Are you about to get political?
Yes, I am. C-Eval’s dataset has folders of multiple-choice test questions on “Ideological and Moral Cultivation,” a compulsory topic for university students that educates them on their role in a socialist state, including the nature of patriotism. That includes things like Marxism and “Mao Zedong Thought.” There are some pretty disturbing questions in Chinese, like this one:
Q: The only source of Hong Kong’s high degree of autonomy is________
A: Central Government authorization.
Whoah, so it scores them on how aligned they are with Party values?
Exactly.
Who’s behind C-Eval?
A bunch of PhD students, from Chinese universities heavily involved in AI research. There’s Beijing’s Tsinghua University, Shanghai Jiao Tong, and the Hong Kong University of Science and Technology. C-Eval seems to have been a work in progress before ChatGPT was released.
You’ve been banging on for a while now, I’m getting tired. Tell me why I should care about all this in as few lines as possible.
Benchmarks do not shape models but reflect a standard coders can collectively agree a model should be aiming for.

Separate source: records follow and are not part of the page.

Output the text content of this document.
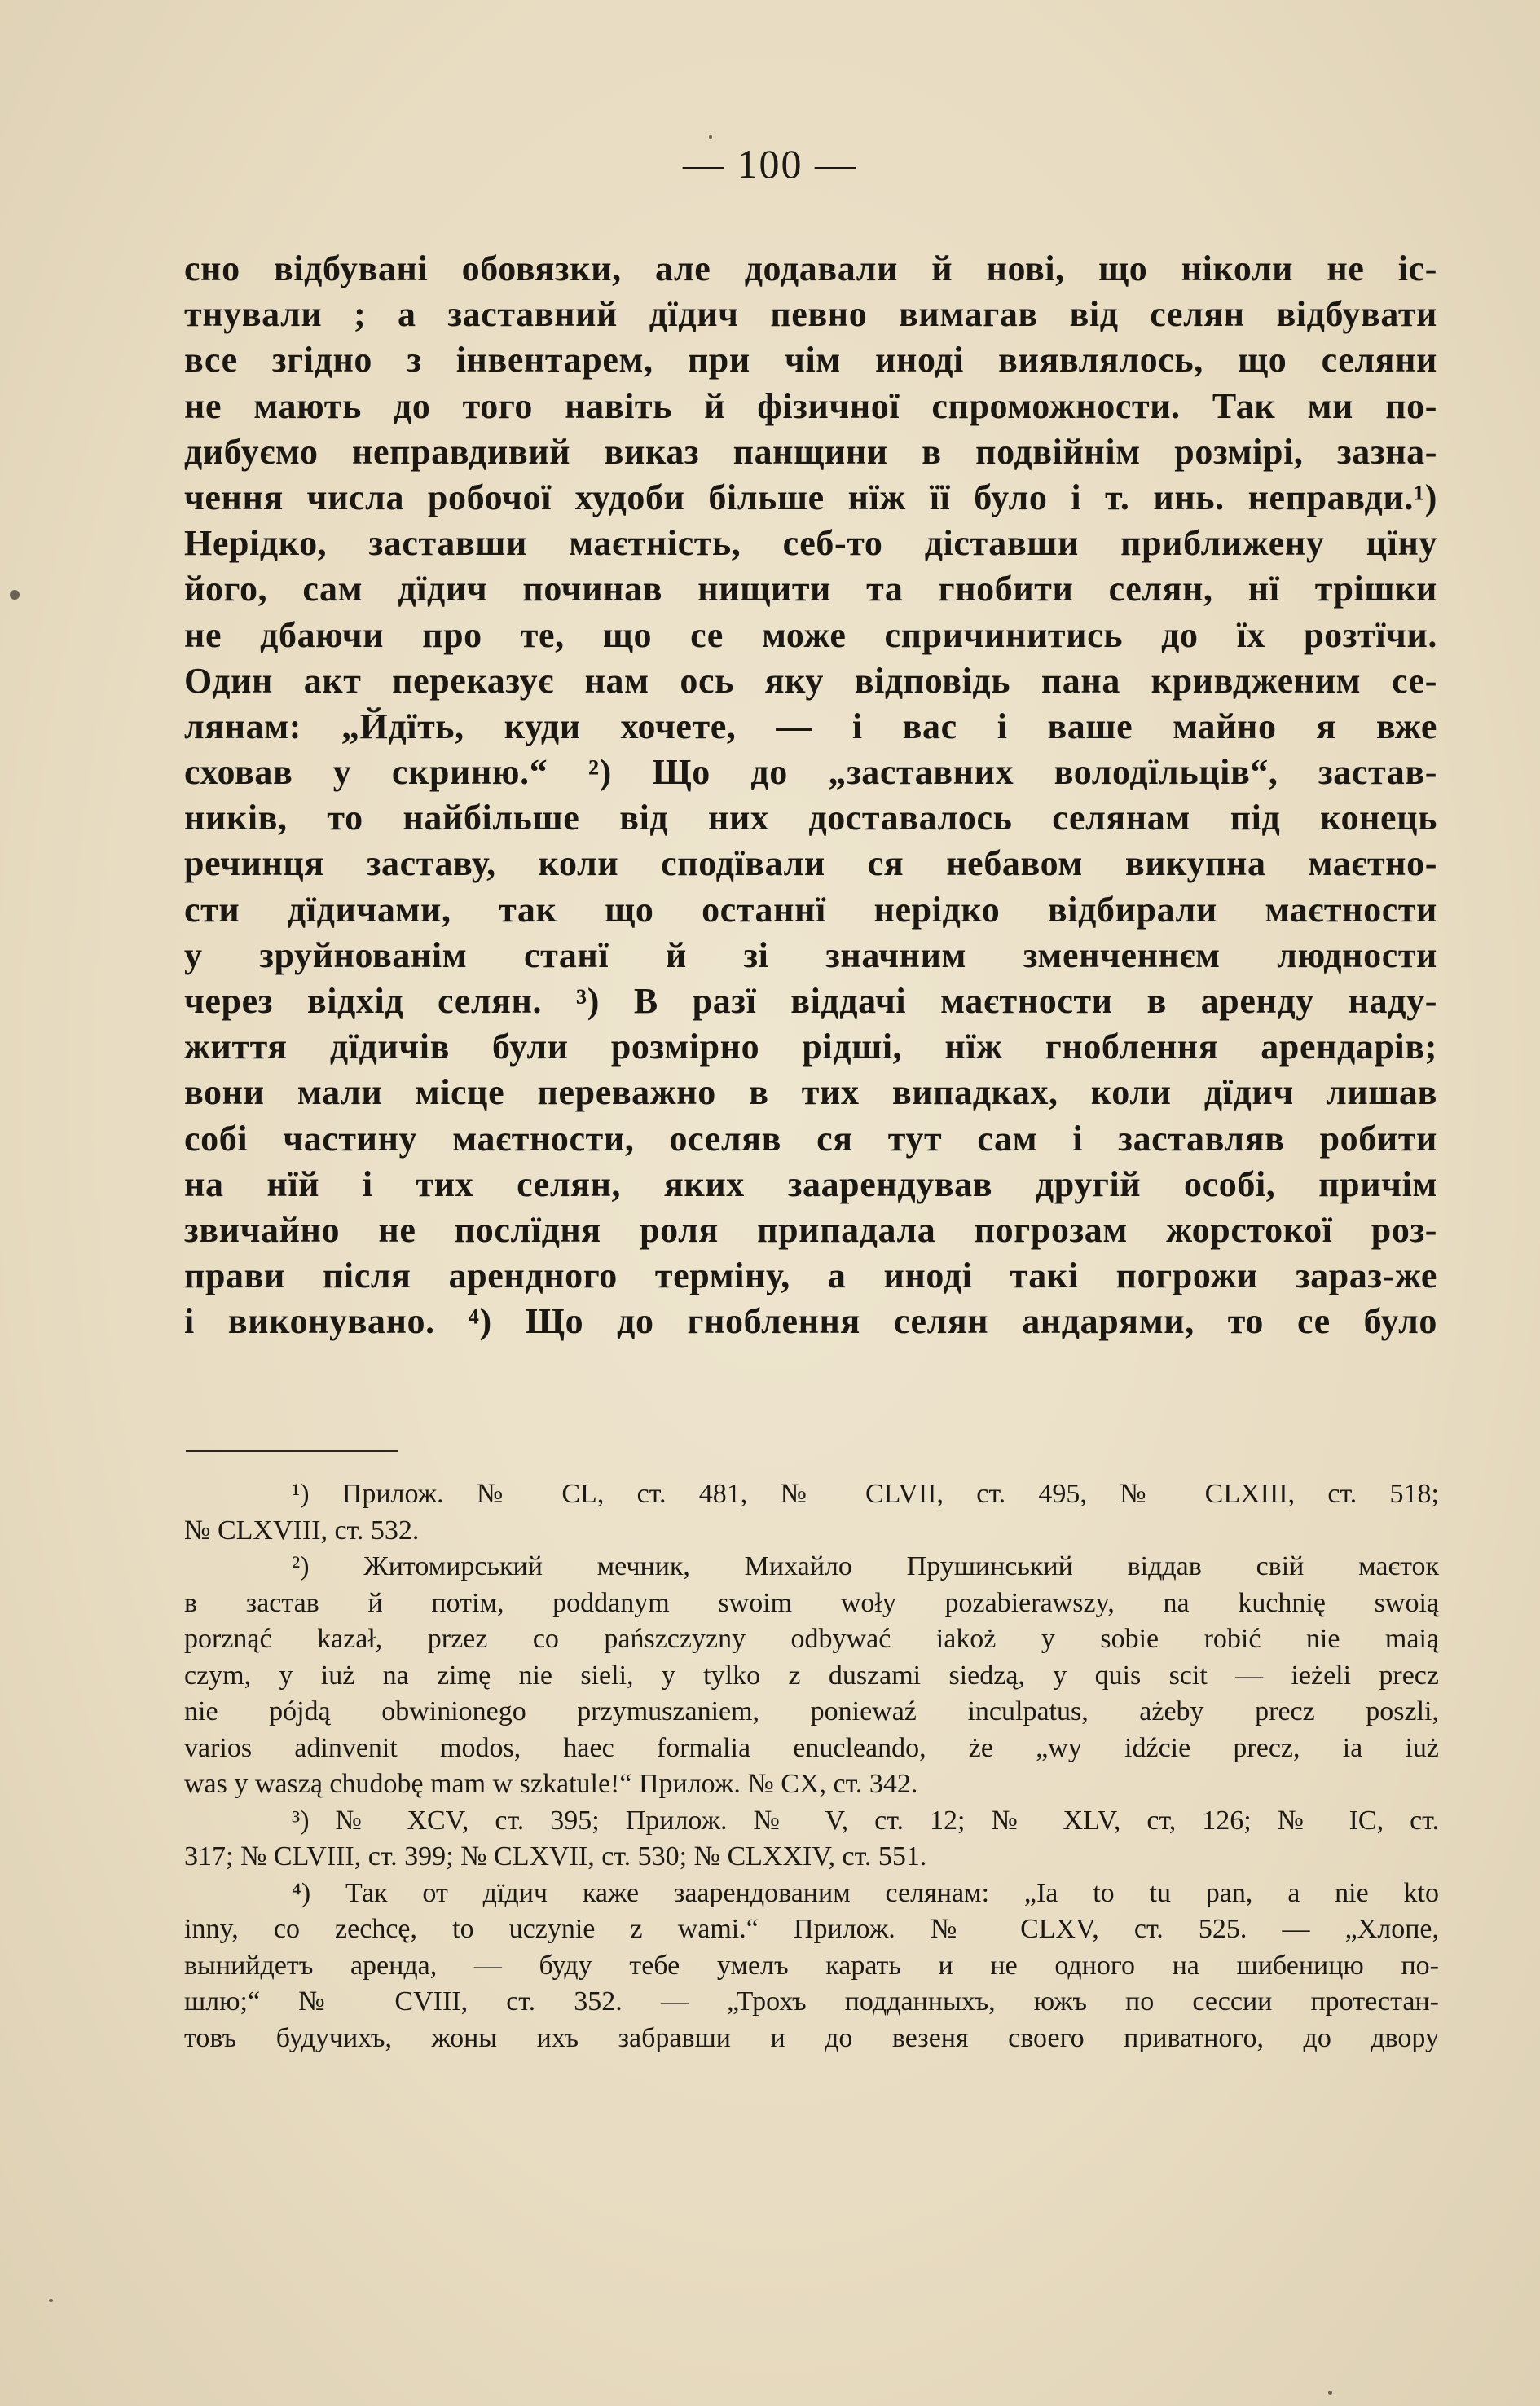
— 100 —
сно відбувані обовязки, але додавали й нові, що ніколи не іс-
тнували ; а заставний дїдич певно вимагав від селян відбувати
все згідно з інвентарем, при чім иноді виявлялось, що селяни
не мають до того навіть й фізичної спроможности. Так ми по-
дибуємо неправдивий виказ панщини в подвійнім розмірі, зазна-
чення числа робочої худоби більше нїж її було і т. инь. неправди.¹)
Нерідко, заставши маєтність, себ-то діставши приближену цїну
його, сам дїдич починав нищити та гнобити селян, нї трішки
не дбаючи про те, що се може спричинитись до їх розтїчи.
Один акт переказує нам ось яку відповідь пана кривдженим се-
лянам: „Йдїть, куди хочете, — і вас і ваше майно я вже
сховав у скриню.“ ²) Що до „заставних володїльців“, застав-
ників, то найбільше від них доставалось селянам під конець
речинця заставу, коли сподївали ся небавом викупна маєтно-
сти дїдичами, так що останнї нерідко відбирали маєтности
у зруйнованім станї й зі значним зменченнєм людности
через відхід селян. ³) В разї віддачі маєтности в аренду наду-
життя дїдичів були розмірно рідші, нїж гноблення арендарів;
вони мали місце переважно в тих випадках, коли дїдич лишав
собі частину маєтности, оселяв ся тут сам і заставляв робити
на нїй і тих селян, яких заарендував другій особі, причім
звичайно не послїдня роля припадала погрозам жорстокої роз-
прави після арендного терміну, а иноді такі погрожи зараз-же
і виконувано. ⁴) Що до гноблення селян андарями, то се було
¹) Прилож. № CL, ст. 481, № CLVII, ст. 495, № CLXIII, ст. 518;
№ CLXVIII, ст. 532.
²) Житомирський мечник, Михайло Прушинський віддав свій маєток
в застав й потім, poddanym swoim woły pozabierawszy, na kuchnię swoią
porznąć kazał, przez co pańszczyzny odbywać iakoż y sobie robić nie maią
czym, y iuż na zimę nie sieli, y tylko z duszami siedzą, y quis scit — ieżeli precz
nie pójdą obwinionego przymuszaniem, poniewaź inculpatus, ażeby precz poszli,
varios adinvenit modos, haec formalia enucleando, że „wy idźcie precz, ia iuż
was y waszą chudobę mam w szkatule!“ Прилож. № CX, ст. 342.
³) № XCV, ст. 395; Прилож. № V, ст. 12; № XLV, ст, 126; № IC, ст.
317; № CLVIII, ст. 399; № CLXVII, ст. 530; № CLXXIV, ст. 551.
⁴) Так от дїдич каже заарендованим селянам: „Ia to tu pan, a nie kto
inny, co zechcę, to uczynie z wami.“ Прилож. № CLXV, ст. 525. — „Хлопе,
вынийдетъ аренда, — буду тебе умелъ карать и не одного на шибеницю по-
шлю;“ № CVIII, ст. 352. — „Трохъ подданныхъ, южъ по сессии протестан-
товъ будучихъ, жоны ихъ забравши и до везеня своего приватного, до двору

But what is the standard for politically sensitive questions? One question in a Chinese benchmark used by DeepSeek reveals a lot:
Q: Some Taiwan independence elements argue that all people under the jurisdiction of the People ’s Republic of China are Chinese, and Taiwanese are not under the jurisdiction of the People ’s Republic of China. Therefore, Taiwanese are not Chinese.
Which of the following reasoning clearly shows that the above argument is not valid?

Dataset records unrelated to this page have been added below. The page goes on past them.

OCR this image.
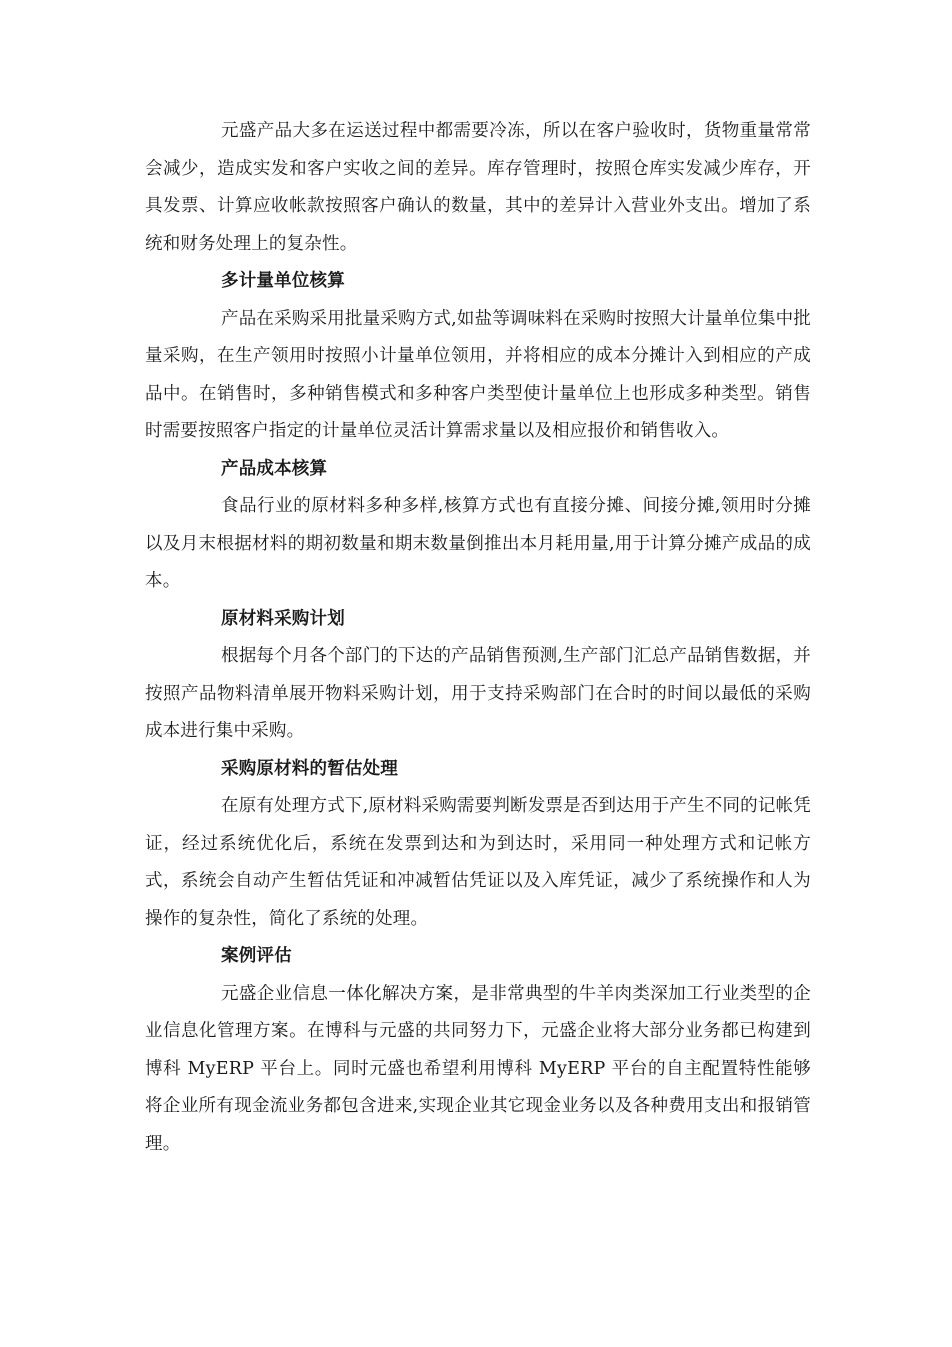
元盛产品大多在运送过程中都需要冷冻，所以在客户验收时，货物重量常常会减少，造成实发和客户实收之间的差异。库存管理时，按照仓库实发减少库存，开具发票、计算应收帐款按照客户确认的数量，其中的差异计入营业外支出。增加了系统和财务处理上的复杂性。

多计量单位核算

产品在采购采用批量采购方式,如盐等调味料在采购时按照大计量单位集中批量采购，在生产领用时按照小计量单位领用，并将相应的成本分摊计入到相应的产成品中。在销售时，多种销售模式和多种客户类型使计量单位上也形成多种类型。销售时需要按照客户指定的计量单位灵活计算需求量以及相应报价和销售收入。

产品成本核算

食品行业的原材料多种多样,核算方式也有直接分摊、间接分摊,领用时分摊以及月末根据材料的期初数量和期末数量倒推出本月耗用量,用于计算分摊产成品的成本。

原材料采购计划

根据每个月各个部门的下达的产品销售预测,生产部门汇总产品销售数据，并按照产品物料清单展开物料采购计划，用于支持采购部门在合时的时间以最低的采购成本进行集中采购。

采购原材料的暂估处理

在原有处理方式下,原材料采购需要判断发票是否到达用于产生不同的记帐凭证，经过系统优化后，系统在发票到达和为到达时，采用同一种处理方式和记帐方式，系统会自动产生暂估凭证和冲减暂估凭证以及入库凭证，减少了系统操作和人为操作的复杂性，简化了系统的处理。

案例评估

元盛企业信息一体化解决方案，是非常典型的牛羊肉类深加工行业类型的企业信息化管理方案。在博科与元盛的共同努力下，元盛企业将大部分业务都已构建到博科 MyERP 平台上。同时元盛也希望利用博科 MyERP 平台的自主配置特性能够将企业所有现金流业务都包含进来,实现企业其它现金业务以及各种费用支出和报销管理。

A: All successful people have to eat in clothes. I am not a successful person now, so I don’t have to eat in clothes.
This is the sort of logic (or lack thereof) DeepSeek wants to code into its models when talking about Party redlines.
_ONE_PROMPT_PROMPT:
No prompt from me today. Instead, I’m hijacking this section to discuss the pitfalls of running LLMs on an everyday office computer (in case you’re thinking of doing that).
This week I wrote a piece challenging the assumptions that some tech commentators have had about how DeepSeek models can be uncensored — essentially, taking them off DeepSeek servers and reprogramming them. I wanted to test whether this actually was happening, or whether perhaps techies were misunderstanding what China intends, and does, in terms of information control. To run some of the “uncensored” or “abliterated” models available on Hugging Face, I would have to run them on my own computer, an iMac with 8GB of RAM and 245GB of storage.
DeepSeek-R1, the model everyone has been talking about this month, is an absolute mammoth, at nearly 700 billion parameters. That won’t mean much to many of you. But the latest and most office-friendly supercomputer, from Nvidia, can only run models of 200 billion parameters. My Mac wasn’t cut out for that. Still, I was hopeful I could find something from DeepSeek that my low-tech desktop could handle. AI models these days are running on less and less compute power.

I learned that “quantized” models are your friend. A quantized model is like a zip file, compressing a model to make it fit on a computer. Many developers have made quantized versions of DeepSeek’s models, all freely available on Hugging Face. There’s the risk that some of these models will not survive the operation and generate dumb answers, but many still work perfectly well.
But my computer’s tiny RAM was an unassailable problem, slowing the model dramatically. Getting a simple answer of around 600 words meant leaving the Mac running for over 9 hours.
We’re looking at upgrading our systems. Candidates include cloud servers like AWS, mini computers like Mac mini, or simply a desktop with more RAM. So while it's possible to run LLMs on a bog-standard Mac (testament to how much AI models can be scaled down after release), my advice is “don’t.”